Globalizzati, ma molto scontenti
Confronto a Como con il sociologo Magatti

Preside all'Università Cattolica, aprirà il 15 aprile in Biblioteca comunale, il ciclo di incontri primaverili dell'associazione "Ascolto", dedicati all'etica

Al posto della classica pizza o delle carissime finte trattorie casarecce, per passare una serata con gli amici, capita di darsi appuntamento nei cosiddetti ristoranti etnici. Dal cinese, all’indiano, al siriano, al take away turco con Kepap e Falafel, al messicano dove si servono Coca Cola e birra.
Che la cucina sia veramente quella del Paese annunciato nell’insegna esterna è una questione aperta. Sia come sia il Chicken Tandori e i Chili con carne sono la prova più banale e prosaica che viviamo in un mondo dove tutto è disponibile ovunque. In una parola, globalizzato. L’incontro organizzato per il 15 aprile alle ore 21 alla Bibiloteca comunale di Como, in piazza Lucati, dal gruppo culturale di ispirazione cattolica «Ascolto» prende le mosse da una domanda retorica: «La globalizzazione esiste veramente?».
Ad articolare la risposta, Mauro Magatti, preside della Facoltà di Sociologia dell’Università Cattolica di Milano, studioso di queste problematiche da dieci anni, analizzate in diversi saggi. Si ricordi «L’io globale. Dinamiche della socialità contemporanea», scritto con Chiara Giaccardi (Laterza, 24 euro), «La globalizzazione non è un destino. Mutamenti strutturali ed esperienze soggettive nell’età contemporanea», sempre con Giaccardi (Laterza, 20,66 euro) e la ricerca sfociata ne «I nuovi ceti popolari. Chi ha preso il posto della classe operaia?», condotta con Mario De Benedittis (Feltrinelli, 14,40 euro).
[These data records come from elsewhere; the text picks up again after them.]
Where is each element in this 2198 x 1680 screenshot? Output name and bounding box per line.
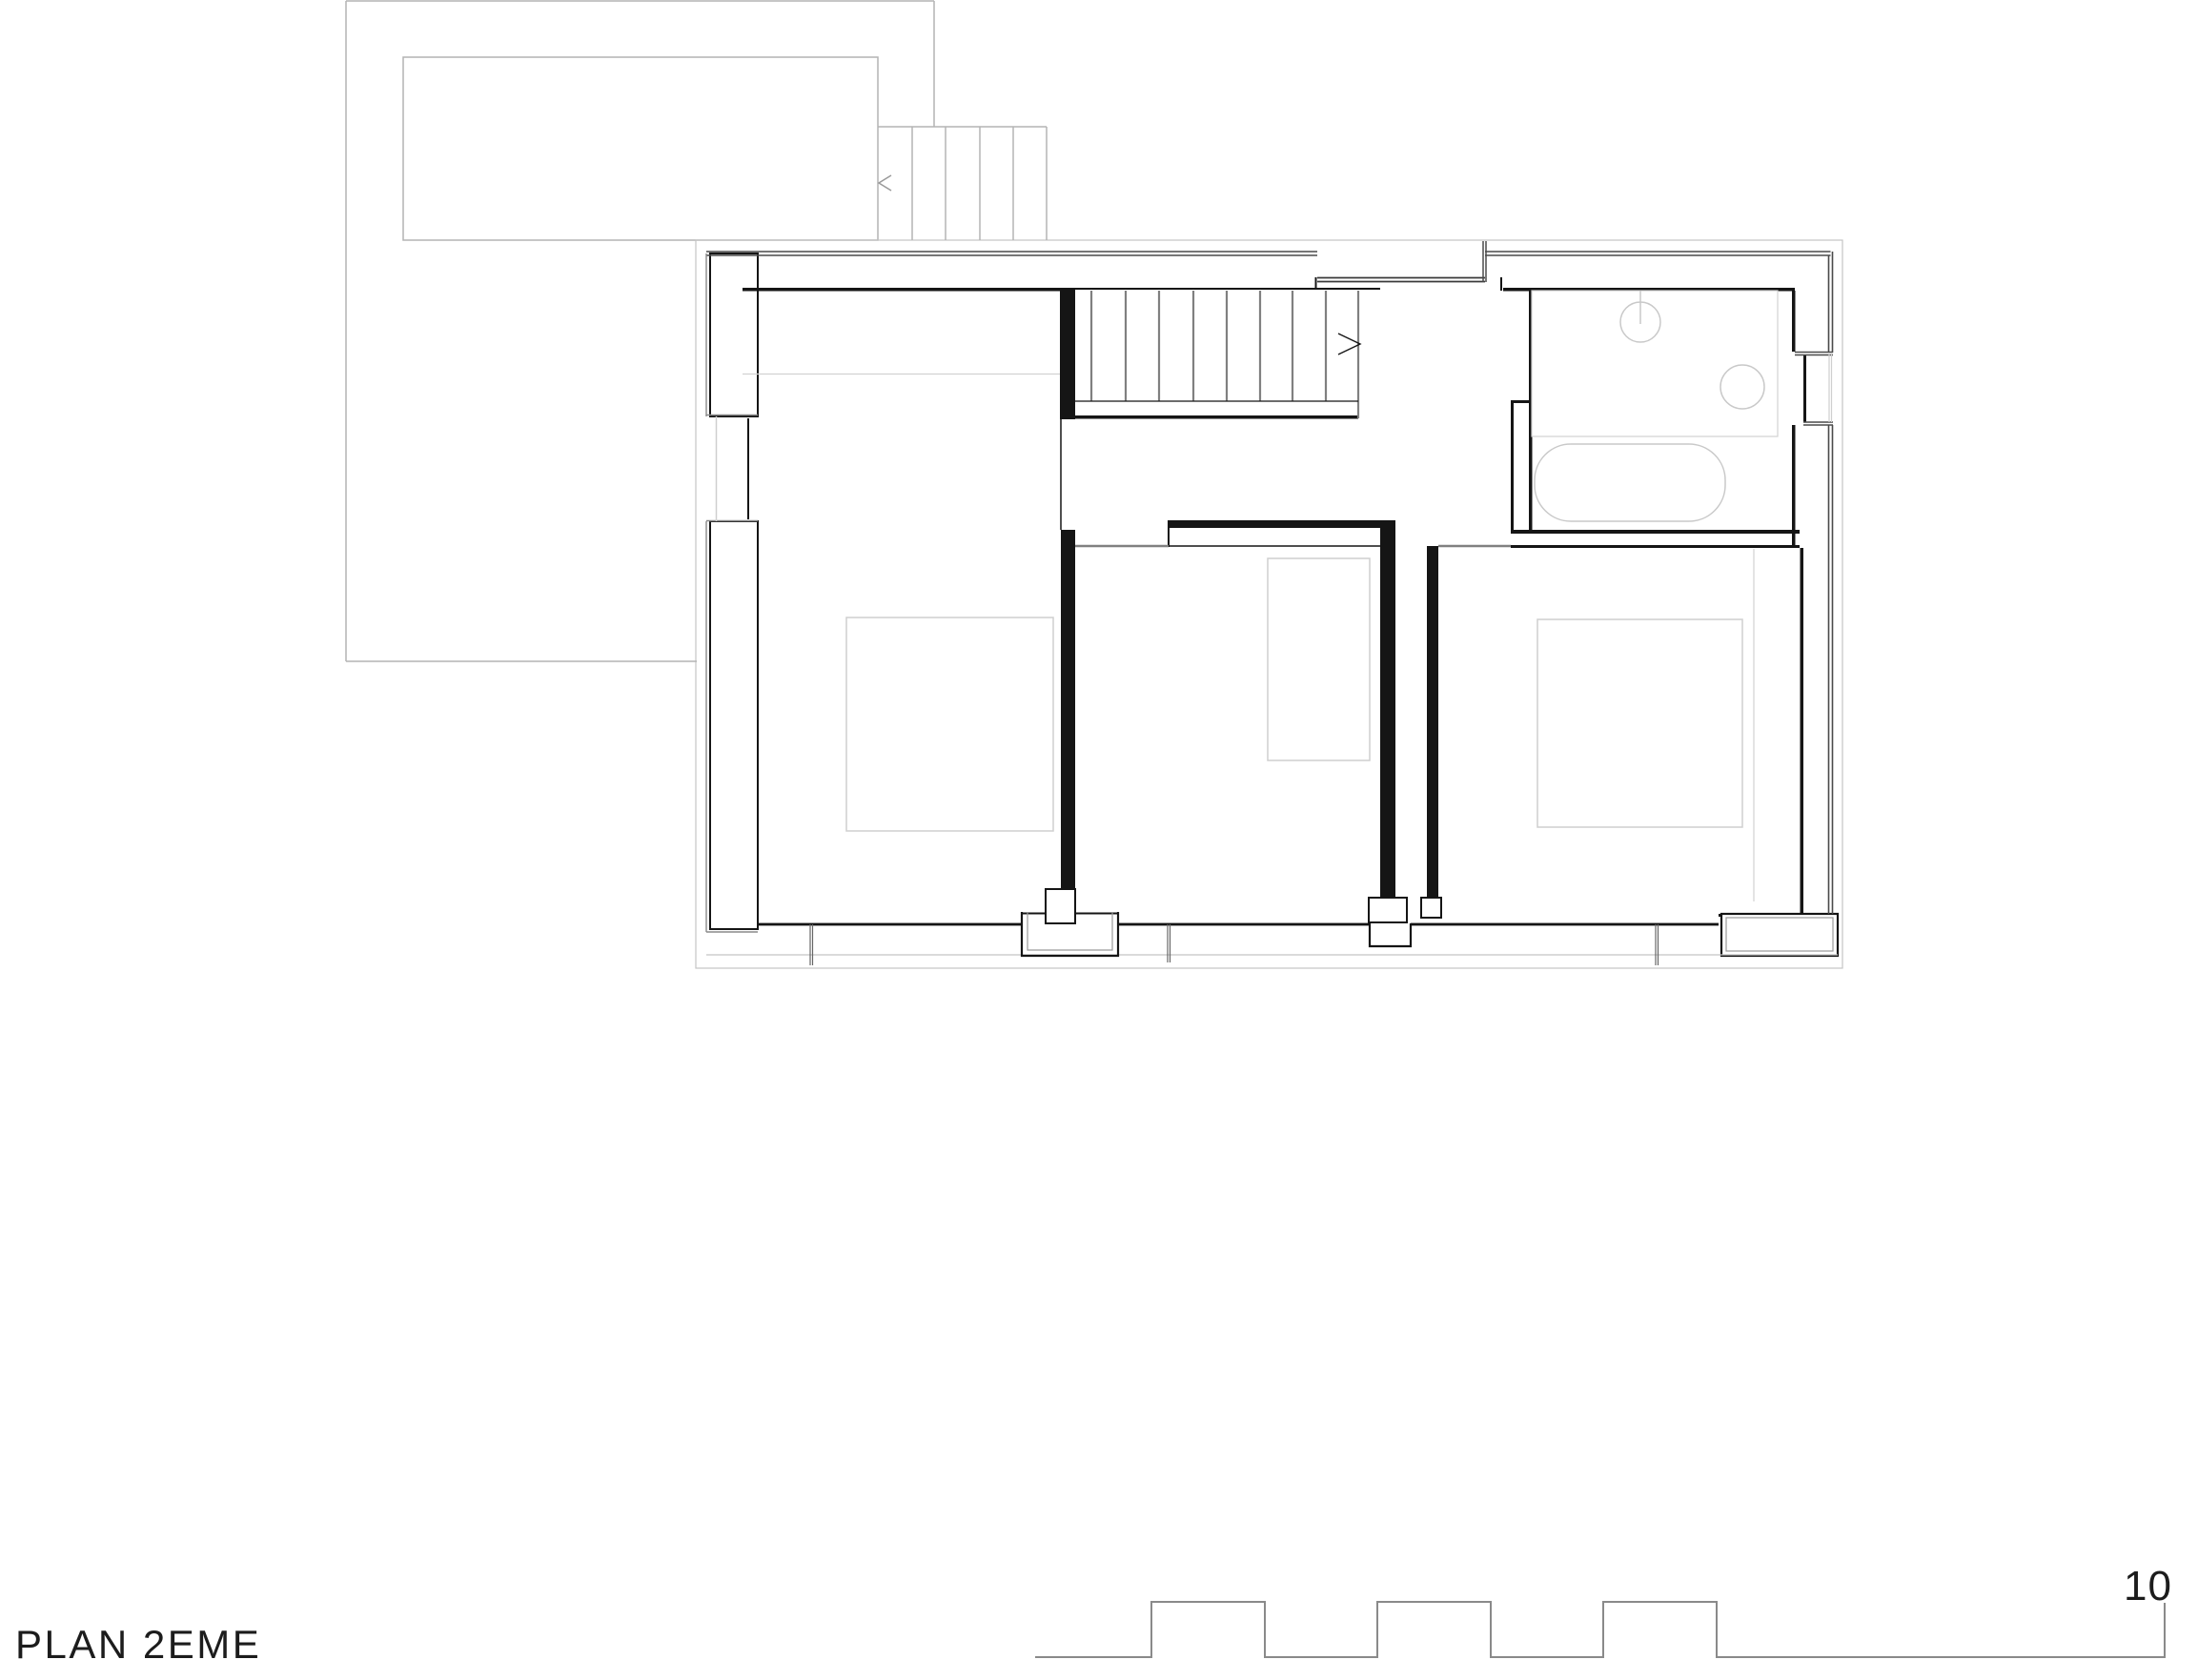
se-balcony-outer (1721, 914, 1838, 956)
bed-left-room (846, 617, 1053, 831)
south-wall-seg-left (758, 923, 1022, 926)
plan-title: PLAN 2EME (15, 1622, 261, 1668)
stair-arrow-down (1338, 334, 1360, 354)
stair-landing-strip (1060, 415, 1358, 419)
page-number: 10 (2124, 1563, 2172, 1610)
bath-wall-west-outer (1511, 400, 1514, 532)
bath-wc (1720, 365, 1764, 409)
floor-plan-sheet: PLAN 2EME 10 (0, 0, 2198, 1680)
east-wall-inner-right-room (1801, 548, 1804, 917)
wall-divider-left (1061, 530, 1075, 889)
south-wall-seg-mid (1118, 923, 1370, 926)
bath-wall-east-lower (1792, 425, 1796, 548)
bath-finish-outline (1532, 291, 1778, 436)
ext-stair-arrow-up (879, 175, 891, 191)
wall-divider-mid-right-a (1380, 520, 1395, 898)
east-window-recess-face (1803, 354, 1806, 422)
bed-middle-room (1268, 558, 1370, 760)
wall-pier-stair (1060, 288, 1075, 419)
terrace-inner-outline (403, 57, 878, 240)
bath-wall-west-connector (1511, 400, 1532, 403)
bath-wall-south-outer (1511, 545, 1800, 548)
wall-divider-mid-right-b (1427, 546, 1438, 898)
floor-plan-drawing (0, 0, 2198, 1680)
plan-boundary (696, 240, 1842, 968)
facade-profile (1035, 1602, 2165, 1657)
bed-right-room (1537, 619, 1742, 827)
west-wall-upper (710, 253, 758, 416)
bump-mid-outer (1370, 923, 1411, 946)
bath-wall-east-upper (1792, 291, 1796, 352)
wall-divider-foot-b (1421, 898, 1441, 918)
wall-divider-foot-a (1369, 898, 1407, 922)
bath-wall-south-inner (1511, 530, 1800, 534)
wall-divider-left-foot (1046, 889, 1075, 923)
wall-top-interior (743, 288, 1060, 292)
west-wall-lower (710, 521, 758, 929)
bathtub (1535, 444, 1725, 521)
wall-band-hall (1169, 520, 1380, 528)
south-wall-seg-right (1411, 923, 1719, 926)
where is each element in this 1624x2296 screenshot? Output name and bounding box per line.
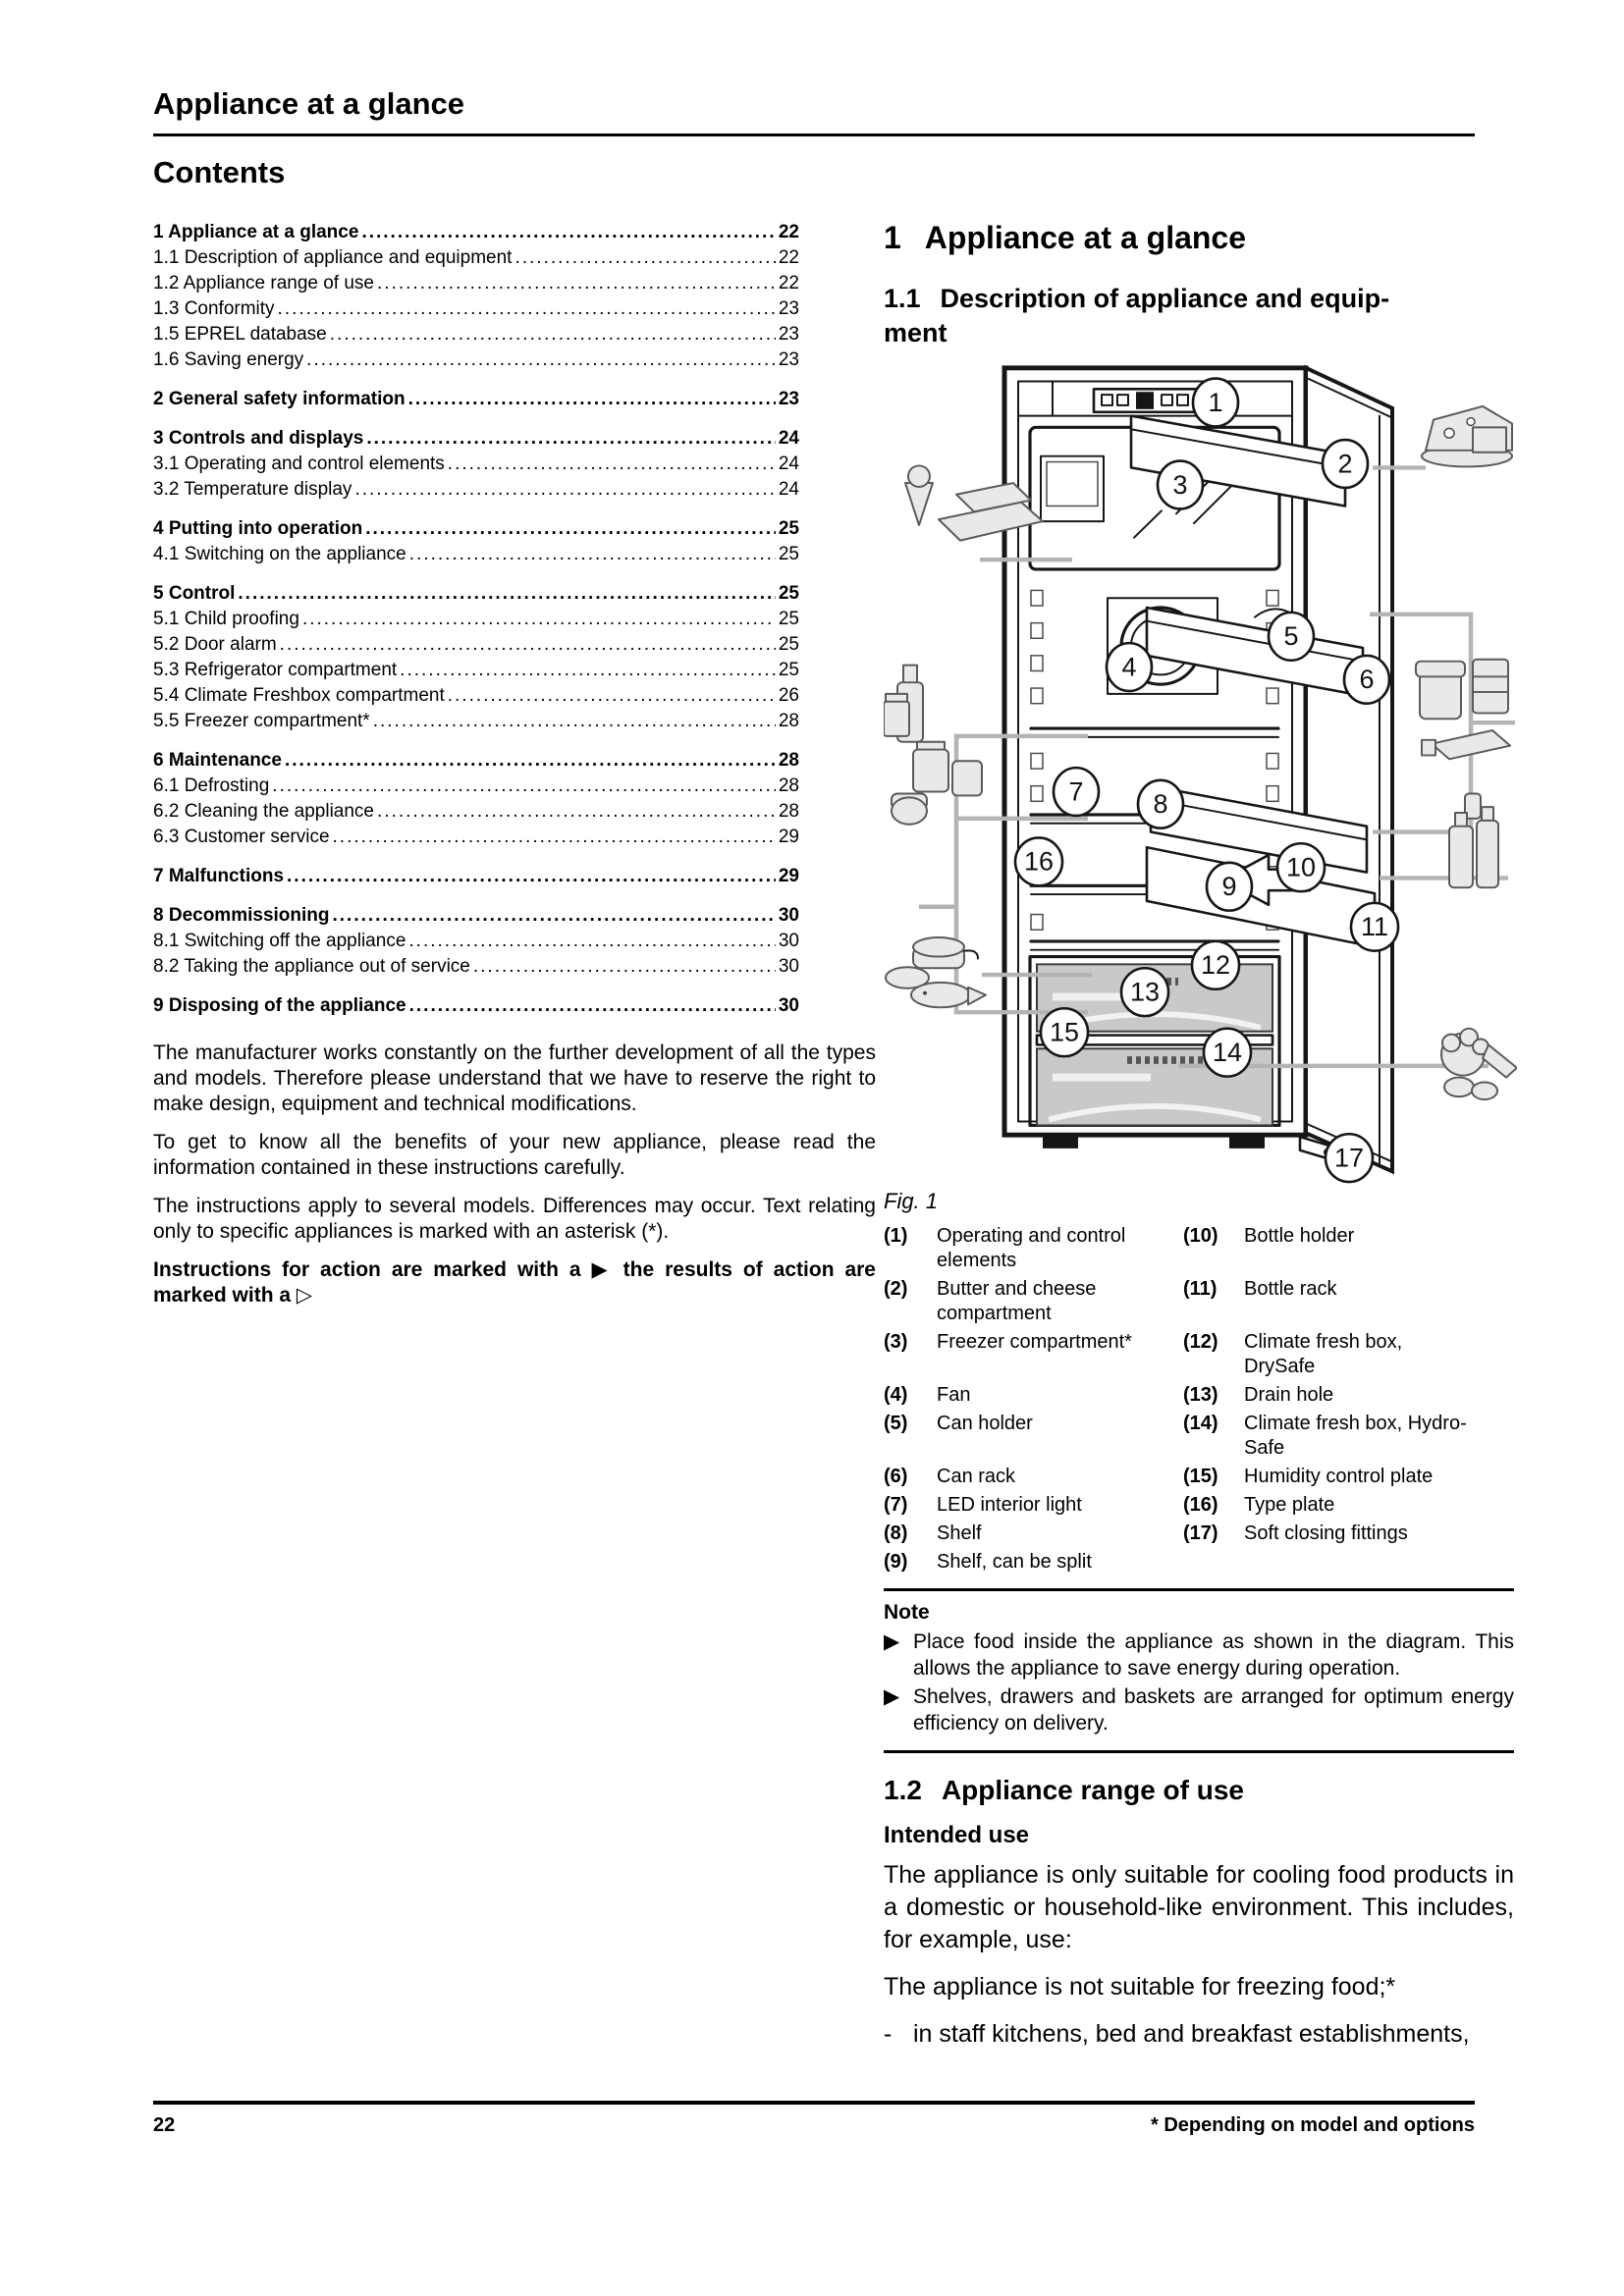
toc-label: 4.1 Switching on the appliance <box>153 542 406 567</box>
legend-item: (17)Soft closing fittings <box>1183 1522 1514 1546</box>
legend-number: (12) <box>1183 1330 1244 1379</box>
section-number: 1 <box>884 220 901 255</box>
page-title: Appliance at a glance <box>153 86 464 122</box>
legend-text: Freezer compartment* <box>937 1330 1132 1379</box>
svg-text:12: 12 <box>1201 950 1230 980</box>
legend-text: Shelf <box>937 1522 982 1546</box>
figure-callout-12: 12 <box>1192 941 1239 989</box>
legend-number: (9) <box>884 1550 937 1575</box>
food-illustration-jars-tube <box>1416 660 1510 760</box>
legend-number: (13) <box>1183 1383 1244 1408</box>
toc-label: 1.2 Appliance range of use <box>153 271 374 296</box>
toc-entry: 3 Controls and displays24 <box>153 426 799 452</box>
svg-text:15: 15 <box>1050 1018 1079 1047</box>
legend-row: (1)Operating and control elements (10)Bo… <box>884 1224 1514 1273</box>
intro-paragraphs: The manufacturer works constantly on the… <box>153 1041 876 1308</box>
figure-legend: (1)Operating and control elements (10)Bo… <box>884 1224 1514 1575</box>
manual-page: Appliance at a glance Contents 1 Applian… <box>0 0 1624 2296</box>
toc-entry: 4.1 Switching on the appliance25 <box>153 542 799 567</box>
svg-text:2: 2 <box>1337 450 1352 479</box>
svg-text:14: 14 <box>1213 1038 1242 1067</box>
note-item: ▶ Place food inside the appliance as sho… <box>884 1629 1514 1682</box>
toc-entry: 1 Appliance at a glance22 <box>153 220 799 245</box>
toc-page: 30 <box>779 993 799 1019</box>
header-rule <box>153 133 1475 136</box>
toc-entry: 2 General safety information23 <box>153 387 799 412</box>
toc-label: 6.1 Defrosting <box>153 774 269 799</box>
svg-text:3: 3 <box>1172 470 1187 500</box>
svg-text:9: 9 <box>1221 872 1236 901</box>
toc-page: 22 <box>779 245 799 271</box>
toc-entry: 1.6 Saving energy23 <box>153 347 799 373</box>
toc-label: 5.5 Freezer compartment* <box>153 709 370 734</box>
legend-item: (8)Shelf <box>884 1522 1183 1546</box>
toc-label: 2 General safety information <box>153 387 406 412</box>
legend-item: (7)LED interior light <box>884 1493 1183 1518</box>
section-number: 1.2 <box>884 1775 922 1805</box>
legend-text: Climate fresh box, Hydro- Safe <box>1244 1412 1467 1461</box>
legend-text: Soft closing fittings <box>1244 1522 1408 1546</box>
toc-entry: 1.5 EPREL database23 <box>153 322 799 347</box>
note-title: Note <box>884 1601 1514 1625</box>
svg-text:17: 17 <box>1334 1144 1364 1173</box>
toc-label: 5.2 Door alarm <box>153 632 277 658</box>
legend-number: (14) <box>1183 1412 1244 1461</box>
intro-paragraph-marks: Instructions for action are marked with … <box>153 1257 876 1308</box>
note-text: Shelves, drawers and baskets are arrange… <box>913 1683 1514 1736</box>
toc-entry: 1.2 Appliance range of use22 <box>153 271 799 296</box>
toc-dot-leader <box>408 929 775 954</box>
legend-text: Fan <box>937 1383 970 1408</box>
toc-entry: 8 Decommissioning30 <box>153 903 799 929</box>
svg-text:10: 10 <box>1286 853 1316 882</box>
toc-label: 1 Appliance at a glance <box>153 220 358 245</box>
legend-text: LED interior light <box>937 1493 1082 1518</box>
toc-entry: 6 Maintenance28 <box>153 748 799 774</box>
svg-text:8: 8 <box>1153 789 1167 819</box>
note-divider-top <box>884 1588 1514 1591</box>
figure-callout-1: 1 <box>1193 379 1238 427</box>
figure-callout-5: 5 <box>1269 613 1314 661</box>
toc-label: 4 Putting into operation <box>153 516 362 542</box>
toc-page: 29 <box>779 864 799 889</box>
svg-text:5: 5 <box>1283 621 1298 651</box>
legend-item: (13)Drain hole <box>1183 1383 1514 1408</box>
table-of-contents: 1 Appliance at a glance22 1.1 Descriptio… <box>153 220 799 1019</box>
figure-callout-14: 14 <box>1204 1029 1251 1077</box>
footer-rule <box>153 2101 1475 2105</box>
legend-row: (4)Fan (13)Drain hole <box>884 1383 1514 1408</box>
legend-item: (3)Freezer compartment* <box>884 1330 1183 1379</box>
toc-entry: 3.2 Temperature display24 <box>153 477 799 503</box>
intro-paragraph: The manufacturer works constantly on the… <box>153 1041 876 1117</box>
toc-entry: 5.4 Climate Freshbox compartment26 <box>153 683 799 709</box>
toc-label: 3.1 Operating and control elements <box>153 452 445 477</box>
legend-number: (1) <box>884 1224 937 1273</box>
toc-dot-leader <box>377 271 776 296</box>
triangle-bullet-icon: ▶ <box>884 1629 913 1682</box>
toc-entry: 5.1 Child proofing25 <box>153 607 799 632</box>
svg-text:4: 4 <box>1121 653 1136 682</box>
intended-use-heading: Intended use <box>884 1822 1514 1849</box>
toc-label: 5.3 Refrigerator compartment <box>153 658 397 683</box>
toc-entry: 5 Control25 <box>153 581 799 607</box>
toc-label: 8 Decommissioning <box>153 903 330 929</box>
toc-page: 25 <box>779 516 799 542</box>
toc-dot-leader <box>373 709 776 734</box>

Come recita uno dei titoli citati, per Magatti «la globalizzazione c’è ma non è una direzione: non significa creare una società più aperta e interconnessa. È bensì la rottura definitiva degli equilibri che si erano costituiti nella seconda parte del ventesimo secolo, si creano quindi delle dinamiche a noi ancora sconosciute e rispetto alle quali non abbiamo strumenti. Siamo insomma usciti da un quadro che aveva delle certezze e ci troviamo a navigare in mare aperto». Questo si traduce, nella nostra quotidianità, nell’avere una vicina di casa che indossa il velo, come pure le sue bambine, una convivenza dove sotto ribollono paure e incomprensioni. «Quando le diversità si toccano - osserva Magatti - si aprono dei problemi rispetto ai quali non si è preparati. La risposta non sta ne nel violento dire ognuno vada a casa propria ne nel semplicistico vogliamoci bene perché siamo amici. Tra le due posizioni ideologiche c’è il campo della costruzione faticosa della convivenza: richiedono limitazioni ed una concretezza storica che tolleri un grado altro di diversità e non sia il generico minestrone». Magatti, come il grande sociologo Zygmunt Bauman, vede nella paura «la tonalità emotiva di questo momento storico, segnato dall’incertezza. Fa da cassa di risonanza di una società ancora indietro rispetto alla contemporaneità che vive. Per vincere la paura bisogna investire sulle persone, educarle e prepararle. Questo è il grande fatto».